Las exclusiones, la pobreza y las desigualdades cada vez mayores entre Norte y Sur han provocado la arribada masiva de inmigrantes a las fronteras de Occidente que ha optado por atrincherarse, dejando entrever su propio fracaso. Y digo que su fracaso porque han sido ellos mismos los que han generado millones de desplazados en el mundo. Evidentemente, la solución no debería ser la construcción de muros sino ofrecerles las condiciones socioeconómicas adecuadas para que esos inmigrantes no tengan que abandonar su país.

        En cuanto a la vieja Europa, dice Zizek, que su gran singularidad no son sus raíces cristianas, sino su ateísmo. Es decir, la posibilidad que tienen sus ciudadanos de optar por su condición de ateos de manera legítima sin que ello suponga una rémora social.

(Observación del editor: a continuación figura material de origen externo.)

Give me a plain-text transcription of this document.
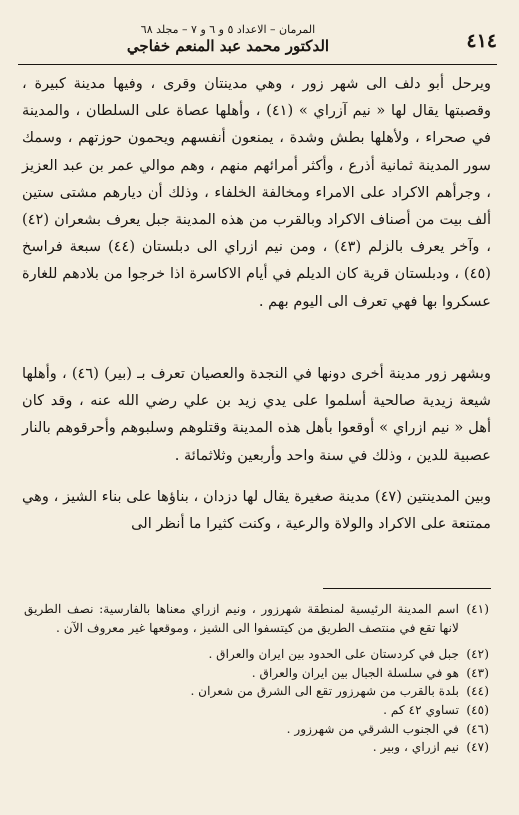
٤١٤
المرمان – الاعداد ٥ و ٦ و ٧ – مجلد ٦٨
الدكتور محمد عبد المنعم خفاجي

ويرحل أبو دلف الى شهر زور ، وهي مدينتان وقرى ، وفيها مدينة كبيرة ، وقصبتها يقال لها « نيم آزراي » (٤١) ، وأهلها عصاة على السلطان ، والمدينة في صحراء ، ولأهلها بطش وشدة ، يمنعون أنفسهم ويحمون حوزتهم ، وسمك سور المدينة ثمانية أذرع ، وأكثر أمرائهم منهم ، وهم موالي عمر بن عبد العزيز ، وجرأهم الاكراد على الامراء ومخالفة الخلفاء ، وذلك أن ديارهم مشتى ستين ألف بيت من أصناف الاكراد وبالقرب من هذه المدينة جبل يعرف بشعران (٤٢) ، وآخر يعرف بالزلم (٤٣) ، ومن نيم ازراي الى دبلستان (٤٤) سبعة فراسخ (٤٥) ، ودبلستان قرية كان الديلم في أيام الاكاسرة اذا خرجوا من بلادهم للغارة عسكروا بها فهي تعرف الى اليوم بهم .

وبشهر زور مدينة أخرى دونها في النجدة والعصيان تعرف بـ (بير) (٤٦) ، وأهلها شيعة زيدية صالحية أسلموا على يدي زيد بن علي رضي الله عنه ، وقد كان أهل « نيم ازراي » أوقعوا بأهل هذه المدينة وقتلوهم وسلبوهم وأحرقوهم بالنار عصبية للدين ، وذلك في سنة واحد وأربعين وثلاثمائة .

وبين المدينتين (٤٧) مدينة صغيرة يقال لها دزدان ، بناؤها على بناء الشيز ، وهي ممتنعة على الاكراد والولاة والرعية ، وكنت كثيرا ما أنظر الى

(٤١)
اسم المدينة الرئيسية لمنطقة شهرزور ، ونيم ازراي معناها بالفارسية: نصف الطريق لانها تقع في منتصف الطريق من كيتسفوا الى الشيز ، وموقعها غير معروف الآن .
(٤٢)
جبل في كردستان على الحدود بين ايران والعراق .
(٤٣)
هو في سلسلة الجبال بين ايران والعراق .
(٤٤)
بلدة بالقرب من شهرزور تقع الى الشرق من شعران .
(٤٥)
تساوي ٤٢ كم .
(٤٦)
في الجنوب الشرقي من شهرزور .
(٤٧)
نيم ازراي ، وبير .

Un liberalismo religioso que surgió fruto del sufrimiento que experimento Europa en las guerras religiosas entre católicos y protestantes en los siglos XVI y XVII.

        En resumen, el filósofo balcánico analiza en estas brillantes páginas las principales formas de violencia de nuestro tiempo, desde los ataques terroristas, a las manifestaciones estudiantiles, señalando como causa última de todas ellas, el miedo al prójimo. Destapar y condenar la violencia explícita e implícita de nuestro tiempo, puede contribuir a tomar consciencia de ella y a partir de ahí sentar las bases para superarla. Como bien dice el autor, en ocasiones no hacer nada es lo más violento que (se) puede hacer.